Re: Fastest drivetrain in Aerial assist?
 

Of course, driver training is extremely important. That's why I suggested a software limit for speed at first and later.
Personally, I think the game doesn't matter as much as driver training. The drivetrain should be what the driver can handle; pretty much every game in FRC in the past several years has required speed.

If you used PWM control to the motor, wouldn't it technically accelerate faster with a software limited top speed? If you don't stall the CIMs, that is. I feel like that doesn't work out, but can anybody explain why?

From what I've seen, acceleration can probably be mitigated as a problem with a 3 + 2/3 cim per side gearbox. (heheheh)
Does anybody know what the maximum speed it is physically possible to go on an FRC robot? Assuming you want to drive for 10 seconds before the main breaker blows with a 100lb robot.

Re: Fastest drivetrain in Aerial assist?
 

There was an interesting white paper a while back about how acceleration in FRC robots is affected almost entirely by weight and number of motors, and not much by gear ratio. I'll see if I can dig it up.

Re: Fastest drivetrain in Aerial assist?
 

Empirically higher top speed = less torque which in turn = less acceleration because T = I*M*A/R (Moment of Inertia, Mass, Acceleration, Radius)

If torque decreases with the others staying the same, then acceleration must decrease. That's why adding motors increases acceleration, because it adds torque to the drive.

A small piece I found on HP, I havn't checked the math but it seems logical

Re: Fastest drivetrain in Aerial assist?
 

Circuit breakers don't limit current. The 40A circuit breakers used by the PDB won't trip for a few seconds at ~100 amps.

Re: Fastest drivetrain in Aerial assist?
 

Complete BS psuedo math just to set an upper bound based on energy...

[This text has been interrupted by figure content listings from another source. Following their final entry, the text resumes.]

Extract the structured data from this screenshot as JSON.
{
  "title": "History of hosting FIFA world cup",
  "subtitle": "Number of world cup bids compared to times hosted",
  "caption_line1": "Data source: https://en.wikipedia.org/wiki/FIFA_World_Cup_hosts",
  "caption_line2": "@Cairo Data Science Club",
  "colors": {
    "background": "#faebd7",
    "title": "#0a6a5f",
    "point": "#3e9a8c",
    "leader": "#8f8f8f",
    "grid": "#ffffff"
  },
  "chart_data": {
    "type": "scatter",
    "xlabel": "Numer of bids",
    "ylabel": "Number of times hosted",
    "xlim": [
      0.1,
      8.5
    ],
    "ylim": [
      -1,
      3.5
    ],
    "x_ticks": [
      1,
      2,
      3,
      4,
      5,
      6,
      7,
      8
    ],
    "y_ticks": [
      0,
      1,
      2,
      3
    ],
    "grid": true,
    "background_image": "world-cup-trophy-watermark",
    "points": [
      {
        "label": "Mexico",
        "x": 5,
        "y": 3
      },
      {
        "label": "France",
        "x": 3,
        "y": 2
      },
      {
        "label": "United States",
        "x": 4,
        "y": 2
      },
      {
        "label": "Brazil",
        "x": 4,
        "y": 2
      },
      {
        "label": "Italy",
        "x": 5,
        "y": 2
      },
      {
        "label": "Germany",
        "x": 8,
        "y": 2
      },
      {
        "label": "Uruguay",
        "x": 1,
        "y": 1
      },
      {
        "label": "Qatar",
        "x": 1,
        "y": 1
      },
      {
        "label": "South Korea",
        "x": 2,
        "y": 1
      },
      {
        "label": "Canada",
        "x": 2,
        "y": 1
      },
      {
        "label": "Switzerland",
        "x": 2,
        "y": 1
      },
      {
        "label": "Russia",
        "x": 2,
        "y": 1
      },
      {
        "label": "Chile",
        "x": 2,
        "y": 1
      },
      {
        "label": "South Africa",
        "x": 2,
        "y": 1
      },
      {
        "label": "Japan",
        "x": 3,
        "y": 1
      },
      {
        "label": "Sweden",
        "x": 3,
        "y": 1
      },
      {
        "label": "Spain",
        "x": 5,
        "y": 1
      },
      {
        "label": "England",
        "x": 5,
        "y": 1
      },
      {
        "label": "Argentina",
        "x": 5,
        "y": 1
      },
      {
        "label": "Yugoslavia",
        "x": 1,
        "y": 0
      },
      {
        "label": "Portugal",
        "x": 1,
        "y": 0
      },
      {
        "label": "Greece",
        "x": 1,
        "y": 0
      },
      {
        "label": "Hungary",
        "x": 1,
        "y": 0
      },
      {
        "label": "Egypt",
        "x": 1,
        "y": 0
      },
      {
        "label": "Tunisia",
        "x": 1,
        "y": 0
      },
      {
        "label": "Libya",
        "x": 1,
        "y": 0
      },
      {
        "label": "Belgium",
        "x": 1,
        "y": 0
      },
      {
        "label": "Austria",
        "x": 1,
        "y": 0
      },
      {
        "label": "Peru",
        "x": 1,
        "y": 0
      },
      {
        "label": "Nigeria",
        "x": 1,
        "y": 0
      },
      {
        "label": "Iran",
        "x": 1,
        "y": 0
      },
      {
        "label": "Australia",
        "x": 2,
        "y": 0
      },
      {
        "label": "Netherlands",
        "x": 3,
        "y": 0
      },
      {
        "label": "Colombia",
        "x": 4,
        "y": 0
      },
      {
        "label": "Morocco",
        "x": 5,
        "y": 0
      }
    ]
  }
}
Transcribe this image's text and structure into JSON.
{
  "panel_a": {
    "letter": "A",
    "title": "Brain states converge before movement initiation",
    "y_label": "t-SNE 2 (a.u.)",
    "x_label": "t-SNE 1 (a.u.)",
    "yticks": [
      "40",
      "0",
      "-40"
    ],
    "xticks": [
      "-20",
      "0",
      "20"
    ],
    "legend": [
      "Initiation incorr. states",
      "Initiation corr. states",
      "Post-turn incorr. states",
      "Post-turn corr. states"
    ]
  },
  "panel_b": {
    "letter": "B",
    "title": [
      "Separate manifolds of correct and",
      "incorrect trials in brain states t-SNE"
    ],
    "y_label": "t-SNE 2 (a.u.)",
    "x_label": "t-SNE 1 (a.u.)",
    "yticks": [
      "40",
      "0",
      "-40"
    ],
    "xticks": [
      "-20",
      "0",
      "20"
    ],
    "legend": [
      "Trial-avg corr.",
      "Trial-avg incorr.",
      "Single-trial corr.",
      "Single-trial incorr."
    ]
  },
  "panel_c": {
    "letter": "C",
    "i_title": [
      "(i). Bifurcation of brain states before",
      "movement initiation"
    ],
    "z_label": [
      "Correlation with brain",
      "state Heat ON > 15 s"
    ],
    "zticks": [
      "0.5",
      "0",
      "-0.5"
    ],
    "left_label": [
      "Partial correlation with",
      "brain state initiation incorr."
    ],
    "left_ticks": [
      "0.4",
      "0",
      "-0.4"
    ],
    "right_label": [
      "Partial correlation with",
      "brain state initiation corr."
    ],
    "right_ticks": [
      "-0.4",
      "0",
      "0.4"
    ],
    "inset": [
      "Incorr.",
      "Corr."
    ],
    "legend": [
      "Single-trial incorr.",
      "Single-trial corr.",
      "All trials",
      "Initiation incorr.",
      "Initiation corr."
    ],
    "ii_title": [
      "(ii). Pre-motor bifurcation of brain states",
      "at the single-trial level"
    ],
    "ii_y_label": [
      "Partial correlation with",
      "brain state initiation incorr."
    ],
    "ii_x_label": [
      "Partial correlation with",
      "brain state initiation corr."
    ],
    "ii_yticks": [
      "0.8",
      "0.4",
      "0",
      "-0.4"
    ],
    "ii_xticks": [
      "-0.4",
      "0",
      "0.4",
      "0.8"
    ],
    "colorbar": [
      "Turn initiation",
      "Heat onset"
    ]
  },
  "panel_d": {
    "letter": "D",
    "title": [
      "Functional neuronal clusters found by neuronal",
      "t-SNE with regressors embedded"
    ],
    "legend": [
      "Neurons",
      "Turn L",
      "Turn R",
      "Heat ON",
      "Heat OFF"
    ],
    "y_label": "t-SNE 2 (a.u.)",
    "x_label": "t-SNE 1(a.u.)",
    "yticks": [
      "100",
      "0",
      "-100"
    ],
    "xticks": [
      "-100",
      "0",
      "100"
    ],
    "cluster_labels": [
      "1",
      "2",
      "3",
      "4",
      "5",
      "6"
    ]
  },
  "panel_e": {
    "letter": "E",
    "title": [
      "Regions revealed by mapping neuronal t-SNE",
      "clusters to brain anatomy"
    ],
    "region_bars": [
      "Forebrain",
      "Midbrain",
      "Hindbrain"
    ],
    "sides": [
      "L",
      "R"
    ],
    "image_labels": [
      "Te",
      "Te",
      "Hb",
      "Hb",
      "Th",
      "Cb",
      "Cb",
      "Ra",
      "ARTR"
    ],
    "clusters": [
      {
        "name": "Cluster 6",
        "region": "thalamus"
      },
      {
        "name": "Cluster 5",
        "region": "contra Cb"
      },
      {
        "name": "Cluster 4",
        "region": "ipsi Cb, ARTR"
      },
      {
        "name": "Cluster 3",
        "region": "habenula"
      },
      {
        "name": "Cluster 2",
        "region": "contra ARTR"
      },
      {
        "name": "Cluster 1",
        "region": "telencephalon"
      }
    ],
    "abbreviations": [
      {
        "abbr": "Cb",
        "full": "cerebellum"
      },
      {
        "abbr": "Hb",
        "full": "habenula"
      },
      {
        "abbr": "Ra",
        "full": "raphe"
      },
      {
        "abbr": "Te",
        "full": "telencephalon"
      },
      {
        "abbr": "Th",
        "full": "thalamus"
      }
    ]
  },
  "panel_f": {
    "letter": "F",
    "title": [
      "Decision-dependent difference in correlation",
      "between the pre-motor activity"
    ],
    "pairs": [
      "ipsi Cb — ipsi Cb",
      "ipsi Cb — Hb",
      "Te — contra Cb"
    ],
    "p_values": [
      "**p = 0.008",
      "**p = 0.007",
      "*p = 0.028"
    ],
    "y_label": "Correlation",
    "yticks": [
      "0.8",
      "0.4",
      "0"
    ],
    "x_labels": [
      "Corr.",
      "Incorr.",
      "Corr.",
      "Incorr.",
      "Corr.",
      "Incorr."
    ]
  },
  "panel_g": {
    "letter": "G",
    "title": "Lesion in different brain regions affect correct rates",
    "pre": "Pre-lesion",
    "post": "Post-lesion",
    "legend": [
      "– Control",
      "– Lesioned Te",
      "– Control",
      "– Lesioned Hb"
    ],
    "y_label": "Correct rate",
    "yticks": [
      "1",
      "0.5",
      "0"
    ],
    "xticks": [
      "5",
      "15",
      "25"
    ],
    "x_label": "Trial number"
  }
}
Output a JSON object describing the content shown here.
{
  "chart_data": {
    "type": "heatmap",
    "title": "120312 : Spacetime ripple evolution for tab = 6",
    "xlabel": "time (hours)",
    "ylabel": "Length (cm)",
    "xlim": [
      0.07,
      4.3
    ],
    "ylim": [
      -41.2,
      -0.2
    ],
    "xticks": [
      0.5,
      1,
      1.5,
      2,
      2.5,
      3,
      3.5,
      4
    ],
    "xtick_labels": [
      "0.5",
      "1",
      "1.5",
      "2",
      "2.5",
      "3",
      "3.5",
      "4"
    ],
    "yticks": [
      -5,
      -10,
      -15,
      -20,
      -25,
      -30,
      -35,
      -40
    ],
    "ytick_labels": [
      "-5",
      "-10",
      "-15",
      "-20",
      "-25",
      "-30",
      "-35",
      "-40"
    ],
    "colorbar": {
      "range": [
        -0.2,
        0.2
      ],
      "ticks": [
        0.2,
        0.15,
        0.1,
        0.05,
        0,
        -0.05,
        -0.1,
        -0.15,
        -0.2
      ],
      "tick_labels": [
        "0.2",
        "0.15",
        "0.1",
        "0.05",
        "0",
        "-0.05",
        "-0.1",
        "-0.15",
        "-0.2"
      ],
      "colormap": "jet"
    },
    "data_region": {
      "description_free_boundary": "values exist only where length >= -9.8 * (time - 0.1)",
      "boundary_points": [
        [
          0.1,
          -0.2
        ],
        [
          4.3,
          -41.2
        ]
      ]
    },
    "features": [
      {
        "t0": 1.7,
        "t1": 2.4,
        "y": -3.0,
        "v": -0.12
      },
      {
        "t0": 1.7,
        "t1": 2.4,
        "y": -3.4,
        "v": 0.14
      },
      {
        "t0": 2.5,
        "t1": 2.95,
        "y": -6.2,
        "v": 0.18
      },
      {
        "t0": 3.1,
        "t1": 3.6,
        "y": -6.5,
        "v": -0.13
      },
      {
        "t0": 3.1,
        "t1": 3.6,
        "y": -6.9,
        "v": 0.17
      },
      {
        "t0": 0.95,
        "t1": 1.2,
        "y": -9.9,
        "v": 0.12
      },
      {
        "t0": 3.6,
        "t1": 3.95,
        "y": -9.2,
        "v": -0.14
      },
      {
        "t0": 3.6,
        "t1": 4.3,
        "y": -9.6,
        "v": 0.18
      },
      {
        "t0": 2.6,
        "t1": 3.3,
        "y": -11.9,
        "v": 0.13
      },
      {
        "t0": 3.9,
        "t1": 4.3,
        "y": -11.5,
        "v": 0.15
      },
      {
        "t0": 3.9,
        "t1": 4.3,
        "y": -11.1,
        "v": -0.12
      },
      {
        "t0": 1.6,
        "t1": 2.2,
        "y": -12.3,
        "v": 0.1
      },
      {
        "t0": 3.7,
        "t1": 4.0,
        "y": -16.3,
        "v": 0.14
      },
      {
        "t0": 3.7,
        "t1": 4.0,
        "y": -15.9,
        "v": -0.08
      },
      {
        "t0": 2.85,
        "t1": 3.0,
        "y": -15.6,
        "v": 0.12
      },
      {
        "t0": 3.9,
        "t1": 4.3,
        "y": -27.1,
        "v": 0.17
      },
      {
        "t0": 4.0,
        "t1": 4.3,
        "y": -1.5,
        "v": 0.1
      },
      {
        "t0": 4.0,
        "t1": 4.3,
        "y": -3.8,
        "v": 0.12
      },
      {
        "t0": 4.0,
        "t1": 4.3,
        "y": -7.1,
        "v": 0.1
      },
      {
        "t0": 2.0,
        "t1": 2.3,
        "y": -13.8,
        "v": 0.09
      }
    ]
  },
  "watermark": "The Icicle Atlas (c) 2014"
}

Assume 200 amps of draw for 10 seconds, this drops the battery to about 11V. That's 22 kJ of energy.

Assume the motors + drive average about 40% efficiency from electrical power to kinetic energy of the robot, that's 8.8 kJ.

Assume 68 kg vehicle, and E = .5mv^2, then velocity is 52 feet per second.

You'd require many shifting stages with instant engagement, a friction-less environment (in terms of air drag, etc..), and a much longer field though ;)

Re: Fastest drivetrain in Aerial assist?
 

The concept here is correct, but T=I*A/R. The formula that really shows the torque-velocity relationship is Power=Torque*angular velocity, where if torque is increased, then angular velocity must decrease assuming a constant power.

Re: Fastest drivetrain in Aerial assist?
 

I'm pretty sure the fastest robot that I saw this year was 1986. I wonder if Aaron can give us a number?

Re: Fastest drivetrain in Aerial assist?
 

Not sure who was the fastest out there but 368 was certainly one of the quickest...and nimble too!

Re: Fastest drivetrain in Aerial assist?
 

11 tooth pinion direct driving a 70 tooth gear on a 4 inch blue nitrile wheel. 6 CIMs, no shifter.

(5,310 RPM CIM Free Speed) x (11/70 gear reduction) x (4 inch x Pi wheel circumference) x (1/12 inches to feet conversion) x (1/60 per minute to per second conversion) = 14.56 ft/sec theoretical unloaded speed.

We never measured the actual speed.

Not the fastest out there, but fast enough for our strategies. Having a great driver helps. ;)

Re: Fastest drivetrain in Aerial assist?
 

Interesting. I was more wondering about friction and stuff like that though, because it is (technically) possible to go faster than that using more motors/ power.
But 52fps... my god.

Re: Fastest drivetrain in Aerial assist?
 

Okay, I'll play this game.

d = maximum linear distance robot can travel
μ = coefficient of static friction with carpet
g = acceleration due to gravity

The robot somehow manages to provide a constant force of μgm in the forward direction. It's mass is m, so the robot has a constant acceleration of a = μg. Assuming the robot starts at rest and x(0) = 0, then v(t) = μgt, and x(t) = (μg/2)*t^2. At x(t) = d, the velocity is the largest. Solving x(t) = d for t gives t = sqrt(2d/μg), so vmax = sqrt(2dμg).

Plugging in d = 60 feet, μ= 1.5, and g = 32ft/s^2 gives vmax = 76ft/s. Then either the robot or the field breaks depending on the quality of your bumpers. ;)

I suppose the robot doesn't necessarily have to drive in a straight line though. If the robot spun in a circle for the whole match, then vmax would be μg*(match length). Using μ= 1.5, and g = 32ft/s^2 again, and match length = 150 s, vmax = 7200 ft/s. Although they would probably not continue the match after the sonic boom.